Orlhac Fanny, Nioche Christophe, Soussan Michaël, Buvat Irène
Imagerie Moléculaire In Vivo, IMIV, CEA, INSERM, CNRS, Université Paris-Sud, Université Paris Saclay, CEA-SHFJ, Orsay, France; and
Imagerie Moléculaire In Vivo, IMIV, CEA, INSERM, CNRS, Université Paris-Sud, Université Paris Saclay, CEA-SHFJ, Orsay, France; and.
J Nucl Med. 2017 Mar;58(3):387-392. doi: 10.2967/jnumed.116.181859. Epub 2016 Oct 6.
The use of texture indices to characterize tumor heterogeneity from PET images is being increasingly investigated in retrospective studies, yet the interpretation of PET-derived texture index values has not been thoroughly reported. Furthermore, the calculation of texture indices lacks a standardized methodology, making it difficult to compare published results. To allow for texture index value interpretation, we investigated the changes in value of 6 texture indices computed from simulated and real patient data. Ten sphere models mimicking different activity distribution patterns and the F-FDG PET images from 54 patients with breast cancer were used. For each volume of interest, 6 texture indices were measured. The values of texture indices and how they changed as a function of the activity distribution were assessed and compared with the visual assessment of tumor heterogeneity. Using the sphere models and real tumors, we identified 2 sets of texture indices reflecting different types of uptake heterogeneity.
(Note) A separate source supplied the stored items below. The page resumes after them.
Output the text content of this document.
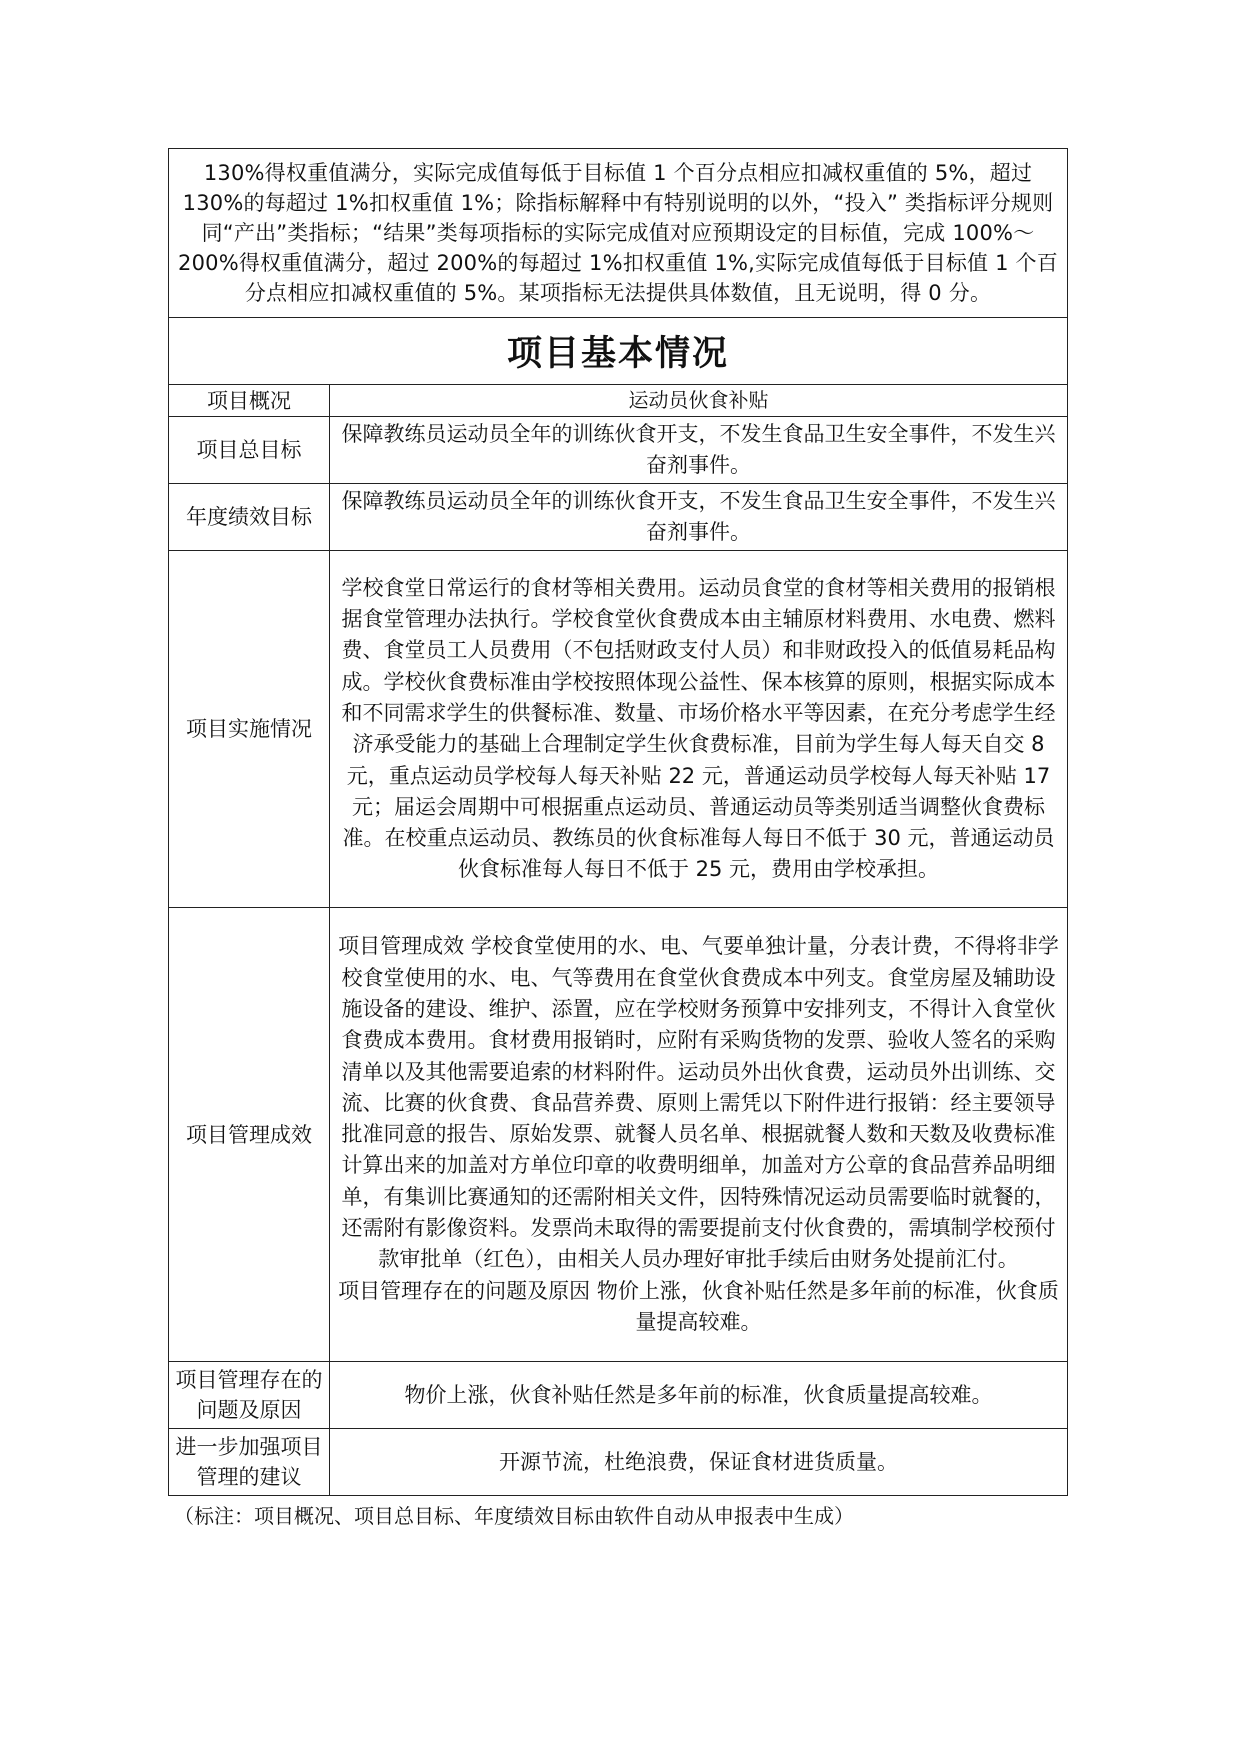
130%得权重值满分，实际完成值每低于目标值 1 个百分点相应扣减权重值的 5%，超过 130%的每超过 1%扣权重值 1%；除指标解释中有特别说明的以外，“投入” 类指标评分规则同“产出”类指标；“结果”类每项指标的实际完成值对应预期设定的目标值，完成 100%～200%得权重值满分，超过 200%的每超过 1%扣权重值 1%,实际完成值每低于目标值 1 个百分点相应扣减权重值的 5%。某项指标无法提供具体数值，且无说明，得 0 分。	
项目基本情况	
项目概况	运动员伙食补贴
项目总目标	保障教练员运动员全年的训练伙食开支，不发生食品卫生安全事件，不发生兴奋剂事件。
年度绩效目标	保障教练员运动员全年的训练伙食开支，不发生食品卫生安全事件，不发生兴奋剂事件。
项目实施情况	学校食堂日常运行的食材等相关费用。运动员食堂的食材等相关费用的报销根据食堂管理办法执行。学校食堂伙食费成本由主辅原材料费用、水电费、燃料费、食堂员工人员费用（不包括财政支付人员）和非财政投入的低值易耗品构成。学校伙食费标准由学校按照体现公益性、保本核算的原则，根据实际成本和不同需求学生的供餐标准、数量、市场价格水平等因素，在充分考虑学生经济承受能力的基础上合理制定学生伙食费标准，目前为学生每人每天自交 8 元，重点运动员学校每人每天补贴 22 元，普通运动员学校每人每天补贴 17 元；届运会周期中可根据重点运动员、普通运动员等类别适当调整伙食费标准。在校重点运动员、教练员的伙食标准每人每日不低于 30 元，普通运动员伙食标准每人每日不低于 25 元，费用由学校承担。
项目管理成效	项目管理成效 学校食堂使用的水、电、气要单独计量，分表计费，不得将非学校食堂使用的水、电、气等费用在食堂伙食费成本中列支。食堂房屋及辅助设施设备的建设、维护、添置，应在学校财务预算中安排列支，不得计入食堂伙食费成本费用。食材费用报销时，应附有采购货物的发票、验收人签名的采购清单以及其他需要追索的材料附件。运动员外出伙食费，运动员外出训练、交流、比赛的伙食费、食品营养费、原则上需凭以下附件进行报销：经主要领导批准同意的报告、原始发票、就餐人员名单、根据就餐人数和天数及收费标准计算出来的加盖对方单位印章的收费明细单，加盖对方公章的食品营养品明细单，有集训比赛通知的还需附相关文件，因特殊情况运动员需要临时就餐的，还需附有影像资料。发票尚未取得的需要提前支付伙食费的，需填制学校预付款审批单（红色），由相关人员办理好审批手续后由财务处提前汇付。

项目管理存在的问题及原因 物价上涨，伙食补贴任然是多年前的标准，伙食质量提高较难。

项目管理存在的问题及原因	物价上涨，伙食补贴任然是多年前的标准，伙食质量提高较难。
进一步加强项目管理的建议	开源节流，杜绝浪费，保证食材进货质量。
（标注：项目概况、项目总目标、年度绩效目标由软件自动从申报表中生成）
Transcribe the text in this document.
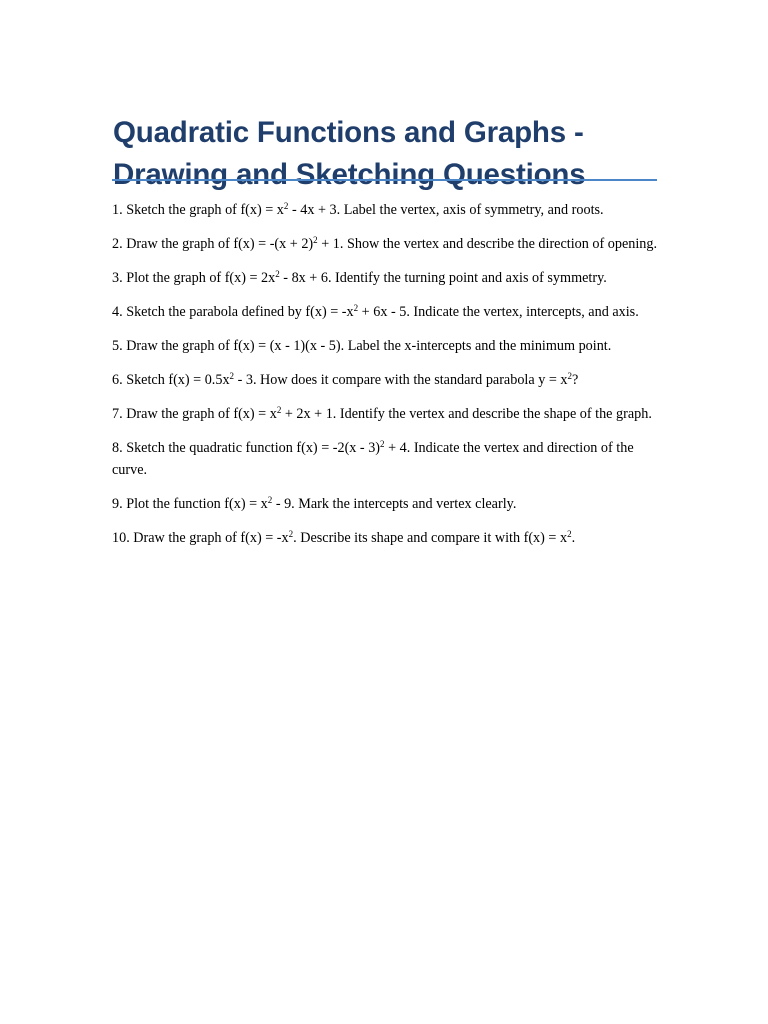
Quadratic Functions and Graphs -
Drawing and Sketching Questions
1. Sketch the graph of $f(x) = x^2 - 4x + 3$. Label the vertex, axis of symmetry, and roots.
2. Draw the graph of $f(x) = -(x + 2)^2 + 1$. Show the vertex and describe the direction of opening.
3. Plot the graph of $f(x) = 2x^2 - 8x + 6$. Identify the turning point and axis of symmetry.
4. Sketch the parabola defined by $f(x) = -x^2 + 6x - 5$. Indicate the vertex, intercepts, and axis.
5. Draw the graph of f(x) = (x - 1)(x - 5). Label the x-intercepts and the minimum point.
6. Sketch $f(x) = 0.5x^2 - 3$. How does it compare with the standard parabola $y = x^2$?
7. Draw the graph of $f(x) = x^2 + 2x + 1$. Identify the vertex and describe the shape of the graph.
8. Sketch the quadratic function f(x) = -2(x - 3)$^2$ + 4. Indicate the vertex and direction of the curve.
9. Plot the function $f(x) = x^2 - 9$. Mark the intercepts and vertex clearly.
10. Draw the graph of $f(x) = -x^2$. Describe its shape and compare it with $f(x) = x^2$.
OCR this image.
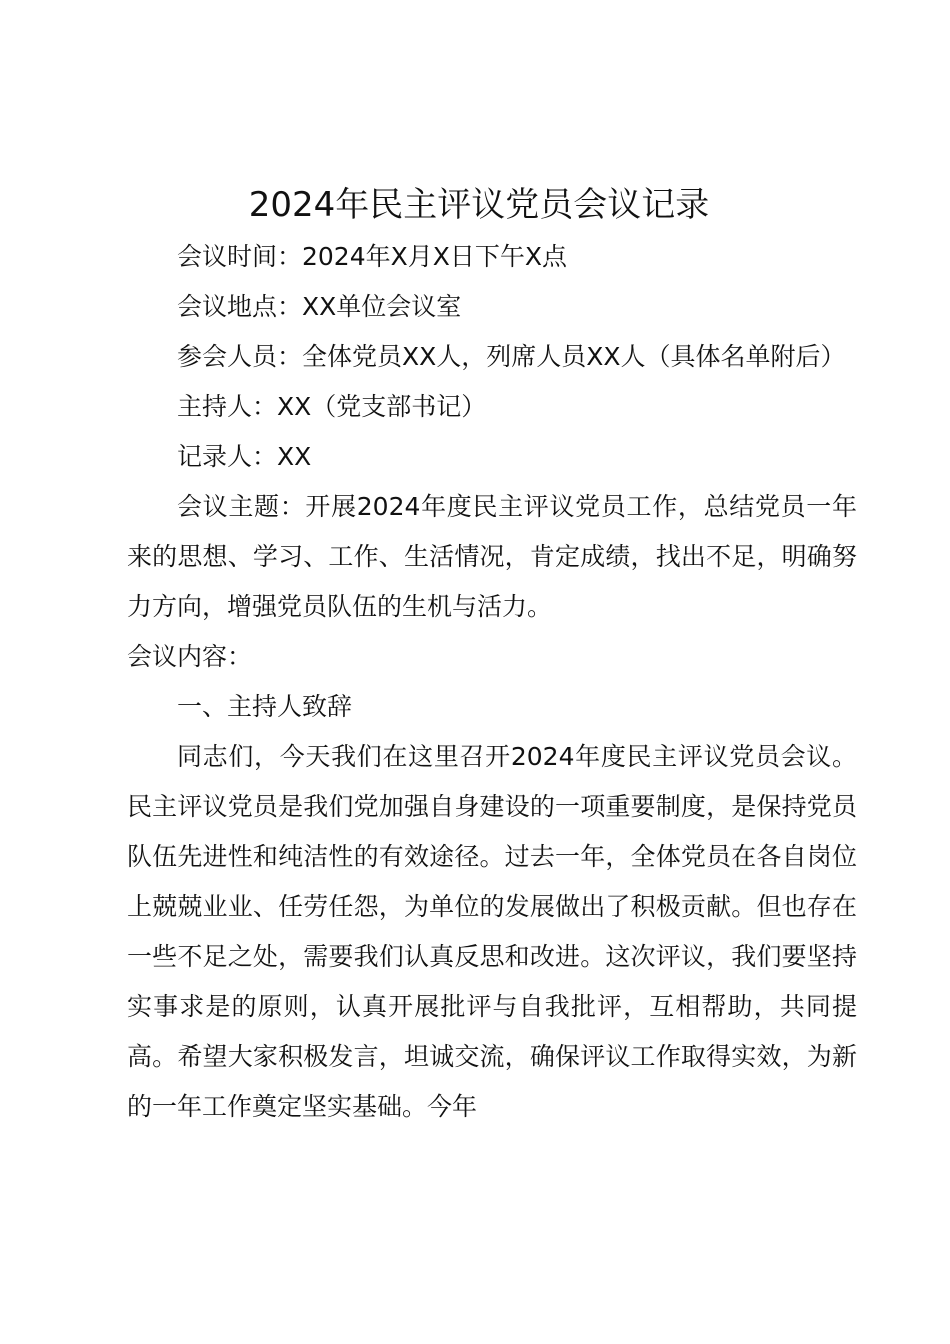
2024年民主评议党员会议记录

会议时间：2024年X月X日下午X点

会议地点：XX单位会议室

参会人员：全体党员XX人，列席人员XX人（具体名单附后）

主持人：XX（党支部书记）

记录人：XX

会议主题：开展2024年度民主评议党员工作，总结党员一年来的思想、学习、工作、生活情况，肯定成绩，找出不足，明确努力方向，增强党员队伍的生机与活力。

会议内容：

一、主持人致辞

同志们，今天我们在这里召开2024年度民主评议党员会议。民主评议党员是我们党加强自身建设的一项重要制度，是保持党员队伍先进性和纯洁性的有效途径。过去一年，全体党员在各自岗位上兢兢业业、任劳任怨，为单位的发展做出了积极贡献。但也存在一些不足之处，需要我们认真反思和改进。这次评议，我们要坚持实事求是的原则，认真开展批评与自我批评，互相帮助，共同提高。希望大家积极发言，坦诚交流，确保评议工作取得实效，为新的一年工作奠定坚实基础。今年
Set 1 included homogeneity, entropy, short-run emphasis, and long-run emphasis, all of which were sensitive to the presence of uptake heterogeneity but did not distinguish between hyper- and hyposignal within an otherwise uniform activity distribution. Set 2 comprised high-gray-level-zone emphasis and low-gray-level-zone emphasis, which were mostly sensitive to the average uptake rather than to the uptake local heterogeneity. Four of 6 texture indices significantly differed between homogeneous and heterogeneous lesions as defined by 2 nuclear medicine physicians ( < 0.05). All texture index values were sensitive to voxel size (variations up to 85.8% for the most homogeneous sphere models) and edge effects (variations up to 29.1%). Unlike a previous report, our study found that variations in texture indices were intuitive in the sphere models and real tumors: the most homogeneous uptake distribution exhibited the highest homogeneity and lowest entropy. Two families of texture index reflecting different types of uptake patterns were identified. Variability in texture index values as a function of voxel size and inclusion of tumor edges was demonstrated, calling for a standardized calculation methodology. This study provides guidance for nuclear medicine physicians in interpreting texture indices in future studies and clinical practice.
在回顾性研究中,越来越多地探讨了使用纹理指数来表征PET图像中的肿瘤异质性,但PET衍生纹理指数值的解释尚未得到充分报道。此外,纹理指数的计算缺乏标准化方法,难以比较已发表的结果。为了实现纹理指数值的解释,我们研究了从模拟和真实患者数据计算出的6种纹理指数的值的变化。使用了10个模拟不同活性分布模式的球体模型以及54例乳腺癌患者的F-FDG PET图像。对于每个感兴趣的体积,测量了6种纹理指数。评估了纹理指数的值以及它们如何随活性分布而变化,并与肿瘤异质性的视觉评估进行比较。使用球体模型和真实肿瘤,我们确定了2组反映不同类型摄取异质性的纹理指数。第1组包括均匀性、熵、短期强调和长期强调,所有这些指数对摄取异质性的存在敏感,但在其他方面均匀的活性分布内,无法区分高信号和低信号。第2组包括高灰度级区域强调和低灰度级区域强调,它们主要对平均摄取敏感,而不是对摄取局部异质性敏感。6种纹理指数中的4种在2名核医学医师定义的均匀和异质病变之间存在显著差异(<0.05)。所有纹理指数值对体素大小(最均匀的球体模型变化高达85.8%)和边缘效应(变化高达29.1%)敏感。与之前的报告不同,我们的研究发现,在球体模型和真实肿瘤中,纹理指数的变化是直观的:最均匀的摄取分布表现出最高的均匀性和最低的熵。确定了反映不同类型摄取模式的两类纹理指数。证明了纹理指数值随体素大小和肿瘤边缘包含情况的变化,这需要一种标准化的计算方法。本研究为核医学医师在未来研究和临床实践中解释纹理指数提供了指导。